Pearse college, in the Crumlin suburb, in line with other such establishments providing adult education in deprived areas, is increasingly using the nuns who live in the community to identify adults needing such courses and encourage them to come forward.
As with FE colleges in England, providing adult literacy courses is only part of the equation. The difficult task is often persuading the people to enrol.
"There are houses in this area where social workers would be fearful to go; areas where drug use is rife, yet nuns can knock on the door and be welcomed, " said Anne Kinsella, principal at Pearse college.
"We want to use anyone who has links into these deprived communities and can get people into education for a second chance."
While many of the basic courses are run at outreach centres such as community halls or local schools, it is hoped some of those taking part will graduate to courses at the main college campus.
Sister Angela, a former teacher, encouraged a group of women to study basic numeracy at a nearby primary school used by the college.
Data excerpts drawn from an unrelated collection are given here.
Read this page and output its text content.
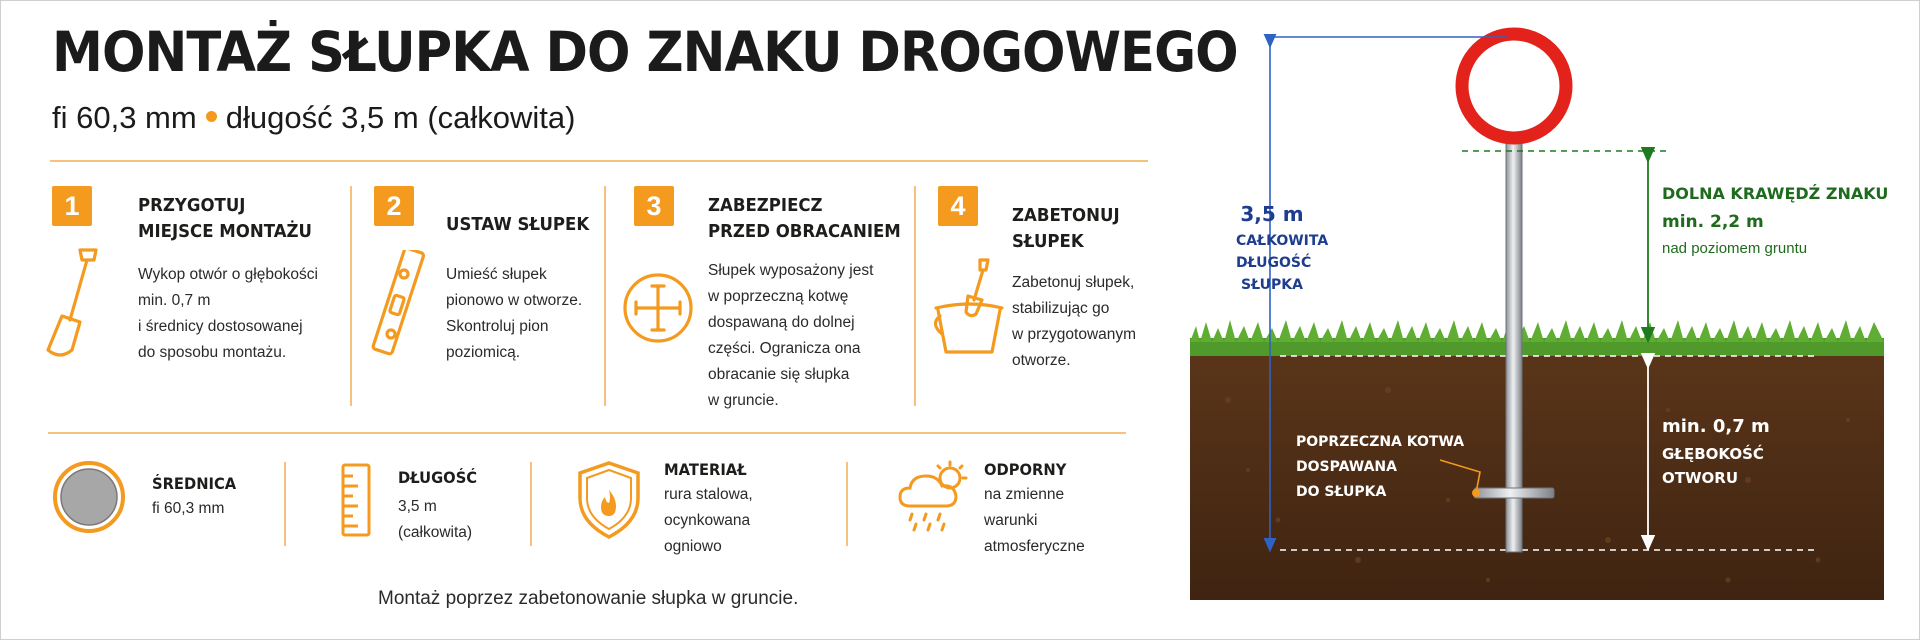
MONTAŻ SŁUPKA DO ZNAKU DROGOWEGO
fi 60,3 mm długość 3,5 m (całkowita)
1	PRZYGOTUJ
MIEJSCE MONTAŻU
Wykop otwór o głębokości
min. 0,7 m
i średnicy dostosowanej
do sposobu montażu.
2
USTAW SŁUPEK
Umieść słupek
pionowo w otworze.
Skontroluj pion
poziomicą.
3	ZABEZPIECZ
PRZED OBRACANIEM
Słupek wyposażony jest
w poprzeczną kotwę
dospawaną do dolnej
części. Ogranicza ona
obracanie się słupka
w gruncie.
4	ZABETONUJ
SŁUPEK
Zabetonuj słupek,
stabilizując go
w przygotowanym
otworze.
ŚREDNICA
fi 60,3 mm
DŁUGOŚĆ
3,5 m
(całkowita)
MATERIAŁ
rura stalowa,
ocynkowana
ogniowo
ODPORNY
na zmienne
warunki
atmosferyczne
Montaż poprzez zabetonowanie słupka w gruncie.
3,5 m
CAŁKOWITA
DŁUGOŚĆ
SŁUPKA
DOLNA KRAWĘDŹ ZNAKU
min. 2,2 m
nad poziomem gruntu
POPRZECZNA KOTWA
DOSPAWANA
DO SŁUPKA
min. 0,7 m
GŁĘBOKOŚĆ
OTWORU
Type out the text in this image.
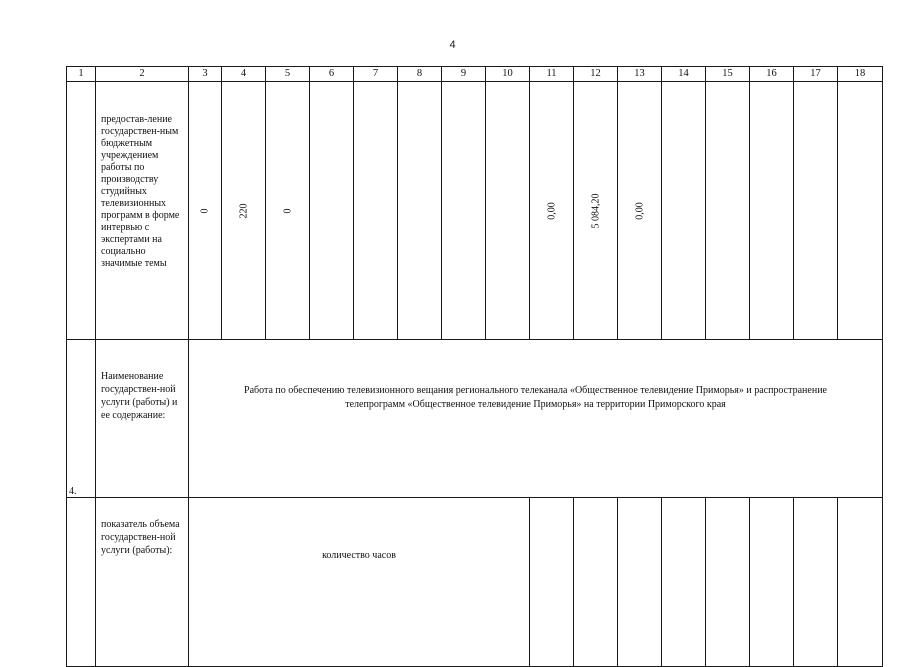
4
1	2	3	4	5	6	7	8	9	10	11	12	13	14	15	16	17	18

	предостав-ление государствен-ным бюджетным учреждением работы по производству студийных телевизионных программ в форме интервью с экспертами на социально значимые темы	0	220	0						0,00	5 084,20	0,00					

4.	Наименование государствен-ной услуги (работы) и ее содержание:	Работа по обеспечению телевизионного вещания регионального телеканала «Общественное телевидение Приморья» и распространение телепрограмм «Общественное телевидение Приморья» на территории Приморского края															

	показатель объема государствен-ной услуги (работы):	количество часов															
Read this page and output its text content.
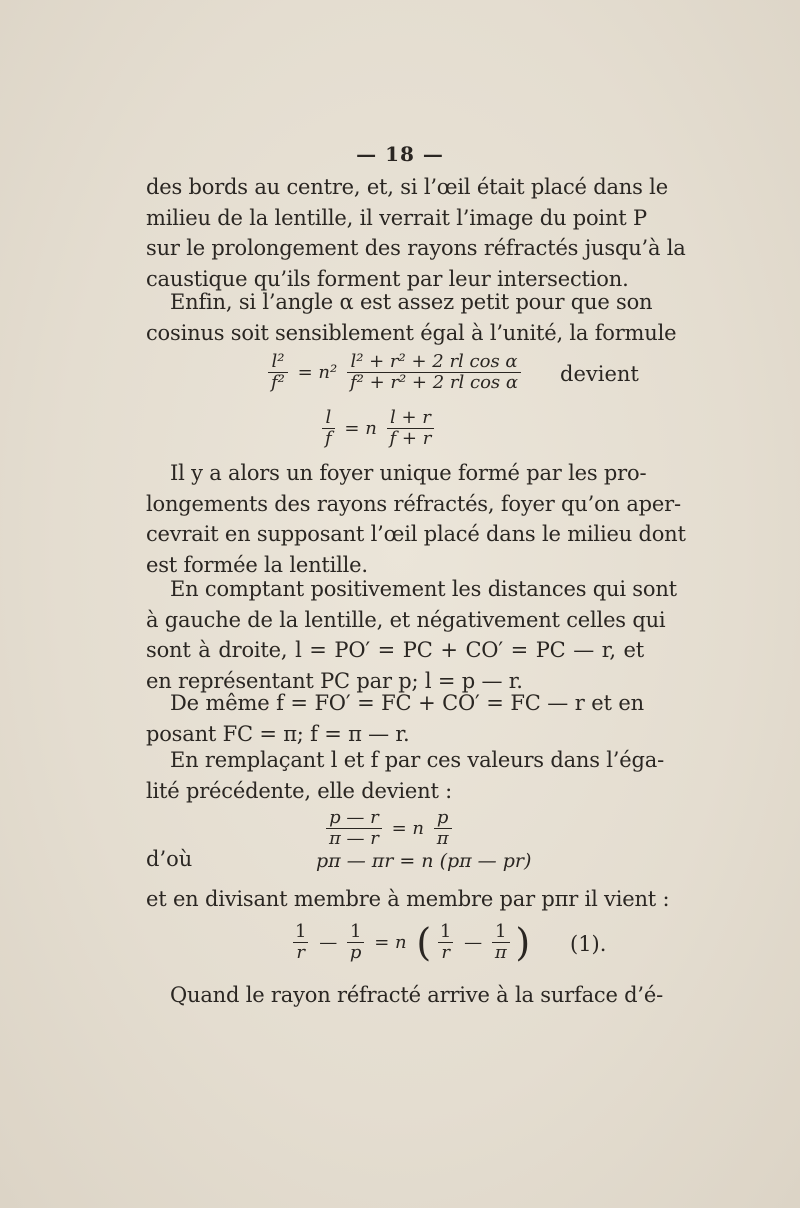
— 18 —
des bords au centre, et, si l’œil était placé dans le
milieu de la lentille, il verrait l’image du point P
sur le prolongement des rayons réfractés jusqu’à la
caustique qu’ils forment par leur intersection.
Enfin, si l’angle α est assez petit pour que son
cosinus soit sensiblement égal à l’unité, la formule
$\frac{\text{l²}}{\text{f²}} = n^2 \frac{\text{l² + r² + 2 rl cos α}}{\text{f² + r² + 2 rl cos α}}$ devient
$\frac{l}{f} = n \frac{l + r}{f + r}$
Il y a alors un foyer unique formé par les pro-
longements des rayons réfractés, foyer qu’on aper-
cevrait en supposant l’œil placé dans le milieu dont
est formée la lentille.
En comptant positivement les distances qui sont
à gauche de la lentille, et négativement celles qui
sont à droite, l = PO′ = PC + CO′ = PC — r, et
en représentant PC par p; l = p — r.
De même f = FO′ = FC + CO′ = FC — r et en
posant FC = π; f = π — r.
En remplaçant l et f par ces valeurs dans l’éga-
lité précédente, elle devient :
$\frac{p — r}{\pi — r} = n \frac{p}{\pi}$
d’où	pπ — πr = n (pπ — pr)
et en divisant membre à membre par pπr il vient :
$\frac{1}{r}$ — $\frac{1}{p} = n$ ( $\frac{1}{r}$ — $\frac{1}{\pi}$ ) (1).
Quand le rayon réfracté arrive à la surface d’é-
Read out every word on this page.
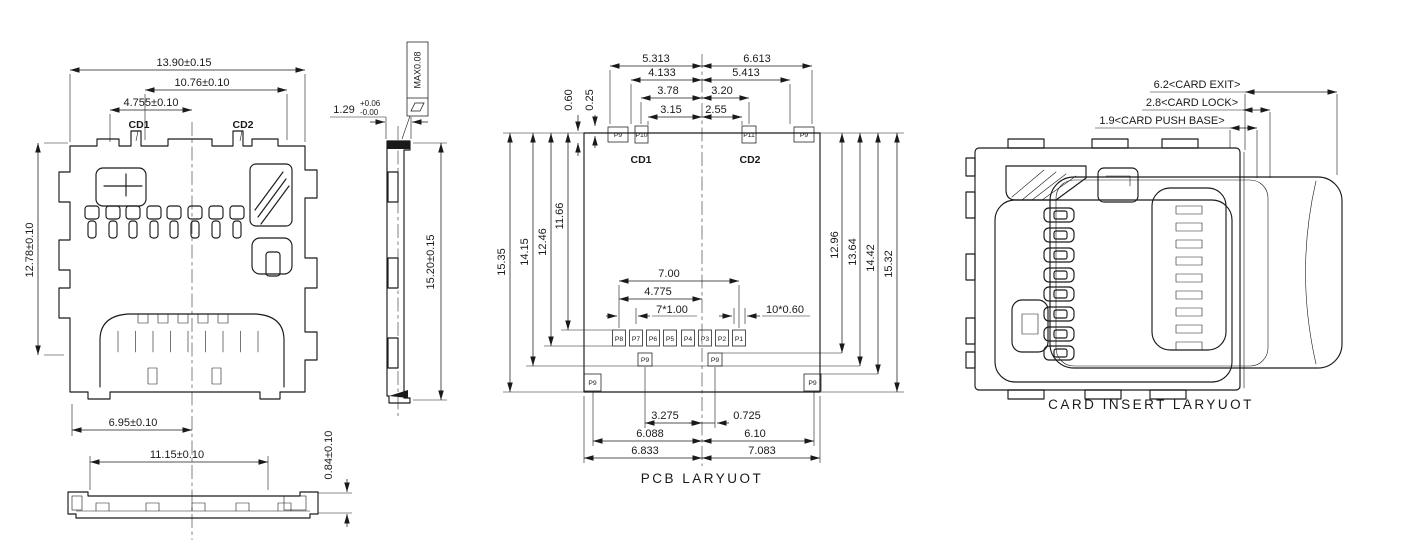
13.90±0.15
10.76±0.10
4.755±0.10
CD1	CD2
12.78±0.10
6.95±0.10
11.15±0.10	0.84±0.10
MAX0.08
1.29
+0.06
-0.00
15.20±0.15
P9 P10	P11	P9
CD1	CD2
P8 P7 P6 P5 P4 P3 P2 P1
P9	P9
P9	P9
5.313	6.613
4.133	5.413
3.78	3.20
3.15 2.55
0.60 0.25
15.35 14.15 12.46
11.66
12.96 13.64 14.42 15.32
7.00
4.775
7*1.00	10*0.60
3.275	0.725
6.088	6.10
6.833	7.083
PCB LARYUOT
6.2<CARD EXIT>
2.8<CARD LOCK>
1.9<CARD PUSH BASE>
CARD INSERT LARYUOT
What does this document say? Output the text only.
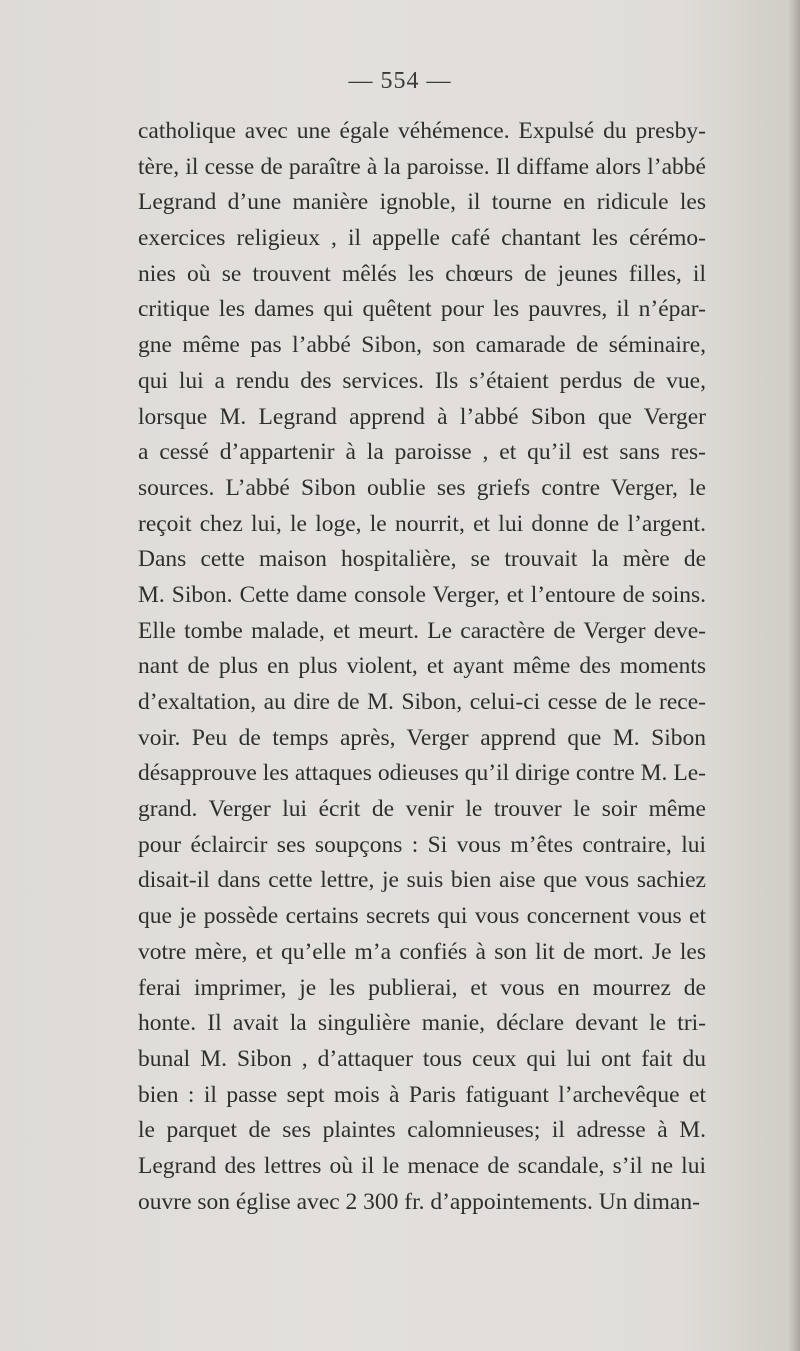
— 554 —
catholique avec une égale véhémence. Expulsé du presby-
tère, il cesse de paraître à la paroisse. Il diffame alors l’abbé
Legrand d’une manière ignoble, il tourne en ridicule les
exercices religieux , il appelle café chantant les cérémo-
nies où se trouvent mêlés les chœurs de jeunes filles, il
critique les dames qui quêtent pour les pauvres, il n’épar-
gne même pas l’abbé Sibon, son camarade de séminaire,
qui lui a rendu des services. Ils s’étaient perdus de vue,
lorsque M. Legrand apprend à l’abbé Sibon que Verger
a cessé d’appartenir à la paroisse , et qu’il est sans res-
sources. L’abbé Sibon oublie ses griefs contre Verger, le
reçoit chez lui, le loge, le nourrit, et lui donne de l’argent.
Dans cette maison hospitalière, se trouvait la mère de
M. Sibon. Cette dame console Verger, et l’entoure de soins.
Elle tombe malade, et meurt. Le caractère de Verger deve-
nant de plus en plus violent, et ayant même des moments
d’exaltation, au dire de M. Sibon, celui-ci cesse de le rece-
voir. Peu de temps après, Verger apprend que M. Sibon
désapprouve les attaques odieuses qu’il dirige contre M. Le-
grand. Verger lui écrit de venir le trouver le soir même
pour éclaircir ses soupçons : Si vous m’êtes contraire, lui
disait-il dans cette lettre, je suis bien aise que vous sachiez
que je possède certains secrets qui vous concernent vous et
votre mère, et qu’elle m’a confiés à son lit de mort. Je les
ferai imprimer, je les publierai, et vous en mourrez de
honte. Il avait la singulière manie, déclare devant le tri-
bunal M. Sibon , d’attaquer tous ceux qui lui ont fait du
bien : il passe sept mois à Paris fatiguant l’archevêque et
le parquet de ses plaintes calomnieuses; il adresse à M.
Legrand des lettres où il le menace de scandale, s’il ne lui
ouvre son église avec 2 300 fr. d’appointements. Un diman-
Rachel Doolin, aged 42, left school at 13 and describes the course as "fantastic". She said: "Having left school early and knowing what I've missed makes me encourage my daughters to stay on. My maths was never much good and this is helping me catch up."
Sister Angela receives some financial and teaching staff support for her work. Last year, through her auspices, outreach classes were established for a group of single parents who had dropped out of school at an early age.
Another approach this year has been to encourage parents with children at local primary schools to enrol for a parenting skills course. Once there, other courses can be made available.
Sister Angela said: "It is not enough simply to advertise courses like these. I think you have to recruit people personally and once they are here it must be in small groups where they feel at ease."
She was pleased at the numbers who have completed the 10-week courses and received their certificates. The basic parenting courses are run three times a week and from here she hopes to introduce them to other courses such as English and maths.
The Church in Ireland has traditionally played a strong role in education but increasingly there are fewer nuns and monks to run schools. The work of Sister Angela is typical of the change in ministry that has taken place.
One source of frustration is, however, that although the courses have proved popular with women, it is still difficult to get men to come forward.